The Wall Street Journal looks here at the increasingly fashionable notion that “Eurobonds” (bonds issued by the euro zone as a whole) are the answer to the currency union’s woes and, for that matter, are an idea worthy of Alexander Hamilton. The whole article is well worth reading, but here is a key extract:
In 1790, the first Treasury Secretary proposed, as part of his First Report on the Public Credit, that the nascent federal government assume the war debts of the original 13 colonies. Congress narrowly approved the idea, thereby saving the states from almost certain insolvency and securing America’s good name in international credit markets.
The eurocracy wants Europe to do the same and make all of its fiscal troubles go away. But there are some basic differences between the U.S. in the Age of Hamilton and the EU in the Age of Hollande. For starters, George Washington’s administration did not assume states’ future debts—only those that were a legacy of funding the war for America’s independence. Hamilton realized that the states had to be responsible for their own future fiscal policies. Some U.S. states went on to overborrow—and fall into bankruptcy—in the 19th century, and on current trajectory insolvency is possible for some of them again. The French and Italians want eurobonds precisely to put Germany on the hook for their future spending.
A second difference is that Hamilton’s assumption plan was based on the conviction that America’s war of independence was a burden for the entire country, one whose costs deserved to be shared equally. By contrast, the debts of Greece, Spain and Italy were incurred domestically to support domestic spending, not as a sacrifice in the name of ever-closer union.
That difference may be as much moral as economic, but it also helps explain why Germany’s Angela Merkel remains adamant in her opposition to the proposal. How many times can the Chancellor, already politically weakened by recent state elections, ask Germans to pay for the indulgence of others?

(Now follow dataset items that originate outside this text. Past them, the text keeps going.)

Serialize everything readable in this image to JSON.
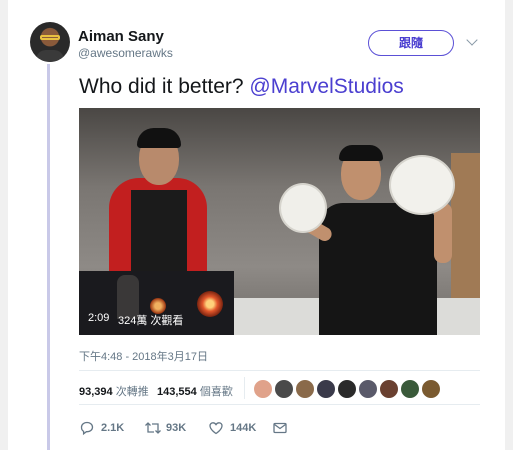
{
  "user": {
    "name": "Aiman Sany",
    "handle": "@awesomerawks"
  },
  "follow_button": {
    "label": "跟隨"
  },
  "tweet": {
    "text": "Who did it better? ",
    "mention": "@MarvelStudios"
  },
  "video": {
    "duration": "2:09",
    "views": "324萬 次觀看"
  },
  "timestamp": "下午4:48 - 2018年3月17日",
  "stats": {
    "retweets_count": "93,394",
    "retweets_label": " 次轉推",
    "likes_count": "143,554",
    "likes_label": " 個喜歡"
  },
  "likers": [
    {
      "icon": "liker-avatar",
      "color": "#e0a28a"
    },
    {
      "icon": "liker-avatar",
      "color": "#4a4a4a"
    },
    {
      "icon": "liker-avatar",
      "color": "#8a6a4a"
    },
    {
      "icon": "liker-avatar",
      "color": "#3a3a4a"
    },
    {
      "icon": "liker-avatar",
      "color": "#2a2a2a"
    },
    {
      "icon": "liker-avatar",
      "color": "#5a5a6a"
    },
    {
      "icon": "liker-avatar",
      "color": "#6a4030"
    },
    {
      "icon": "liker-avatar",
      "color": "#3a5a3a"
    },
    {
      "icon": "liker-avatar",
      "color": "#7a5a30"
    }
  ],
  "actions": {
    "reply_count": "2.1K",
    "retweet_count": "93K",
    "like_count": "144K"
  },
  "colors": {
    "accent": "#4b3fd0",
    "secondary_text": "#657786"
  }
}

Ah yes, that pesky democracy thing. Writing in the Daily Telegraph, Liam Halligan explains:
“Eurobonds” …[are]a euphemism for Germany under-writing everyone else’s debts. That would amount, in essence, to fiscal union. It seems to me pretty obvious that, for all the hopes being pinned on such an outcome, it simply isn’t going to happen.

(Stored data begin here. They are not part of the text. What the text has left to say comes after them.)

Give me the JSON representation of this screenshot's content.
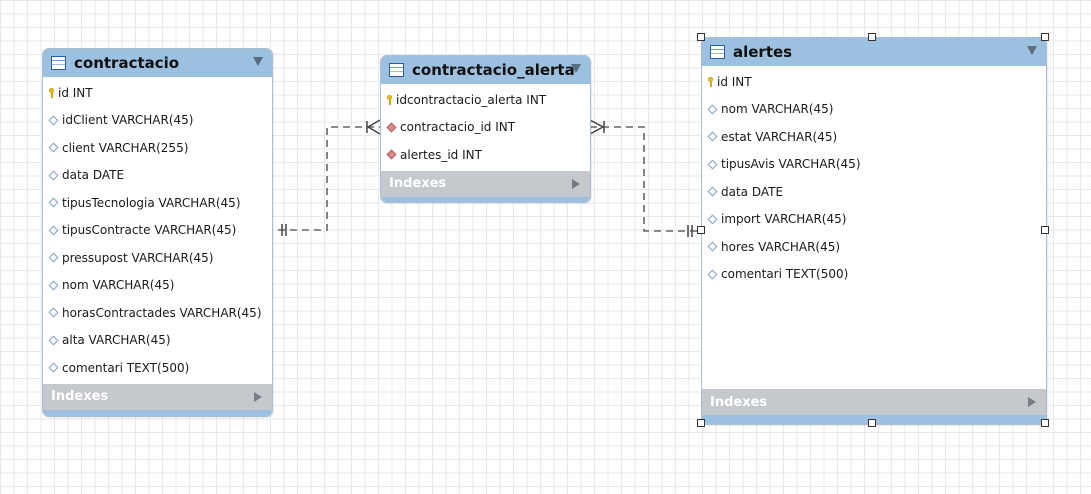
{
  "tables": {
    "contractacio": {
      "title": "contractacio",
      "columns": [
        {
          "text": "id INT",
          "kind": "pk"
        },
        {
          "text": "idClient VARCHAR(45)",
          "kind": "field"
        },
        {
          "text": "client VARCHAR(255)",
          "kind": "field"
        },
        {
          "text": "data DATE",
          "kind": "field"
        },
        {
          "text": "tipusTecnologia VARCHAR(45)",
          "kind": "field"
        },
        {
          "text": "tipusContracte VARCHAR(45)",
          "kind": "field"
        },
        {
          "text": "pressupost VARCHAR(45)",
          "kind": "field"
        },
        {
          "text": "nom VARCHAR(45)",
          "kind": "field"
        },
        {
          "text": "horasContractades VARCHAR(45)",
          "kind": "field"
        },
        {
          "text": "alta VARCHAR(45)",
          "kind": "field"
        },
        {
          "text": "comentari TEXT(500)",
          "kind": "field"
        }
      ],
      "indexes_label": "Indexes"
    },
    "contractacio_alerta": {
      "title": "contractacio_alerta",
      "columns": [
        {
          "text": "idcontractacio_alerta INT",
          "kind": "pk"
        },
        {
          "text": "contractacio_id INT",
          "kind": "fk"
        },
        {
          "text": "alertes_id INT",
          "kind": "fk"
        }
      ],
      "indexes_label": "Indexes"
    },
    "alertes": {
      "title": "alertes",
      "columns": [
        {
          "text": "id INT",
          "kind": "pk"
        },
        {
          "text": "nom VARCHAR(45)",
          "kind": "field"
        },
        {
          "text": "estat VARCHAR(45)",
          "kind": "field"
        },
        {
          "text": "tipusAvis VARCHAR(45)",
          "kind": "field"
        },
        {
          "text": "data DATE",
          "kind": "field"
        },
        {
          "text": "import VARCHAR(45)",
          "kind": "field"
        },
        {
          "text": "hores VARCHAR(45)",
          "kind": "field"
        },
        {
          "text": "comentari TEXT(500)",
          "kind": "field"
        }
      ],
      "indexes_label": "Indexes"
    }
  },
  "relationships": [
    {
      "from": "contractacio",
      "to": "contractacio_alerta",
      "from_cardinality": "one",
      "to_cardinality": "many"
    },
    {
      "from": "contractacio_alerta",
      "to": "alertes",
      "from_cardinality": "many",
      "to_cardinality": "one"
    }
  ],
  "selected_table": "alertes",
  "colors": {
    "header": "#9cc0df",
    "indexes_bar": "#c5c8cc",
    "connector": "#666666",
    "grid": "#e6e9ee"
  }
}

The tacit plan seems to be that Berlin will accept full-on European Central Bank debt monetization in return for a German-directed fiscal union, with powers to raise taxes and make large-scale transfers between countries, while issuing joint eurobonds.
The trouble is that Greece is a democracy, Spain is a democracy. France, the world’s fifth-largest economy and one of the most powerful countries on earth, is a democracy – and a pretty feisty one at that. Are all these countries, their electorates supplicant, their future politicians content, really going to subscribe to and live under, for decades to come, a system based on Berlin telling them how much they can borrow and spend? I don’t think so.
At this point in this saga, I would not rule out at least the possibility that the euro zone’s oligarchs might try to pull off such a stunt. If they did, markets would probably cheer, but for how long?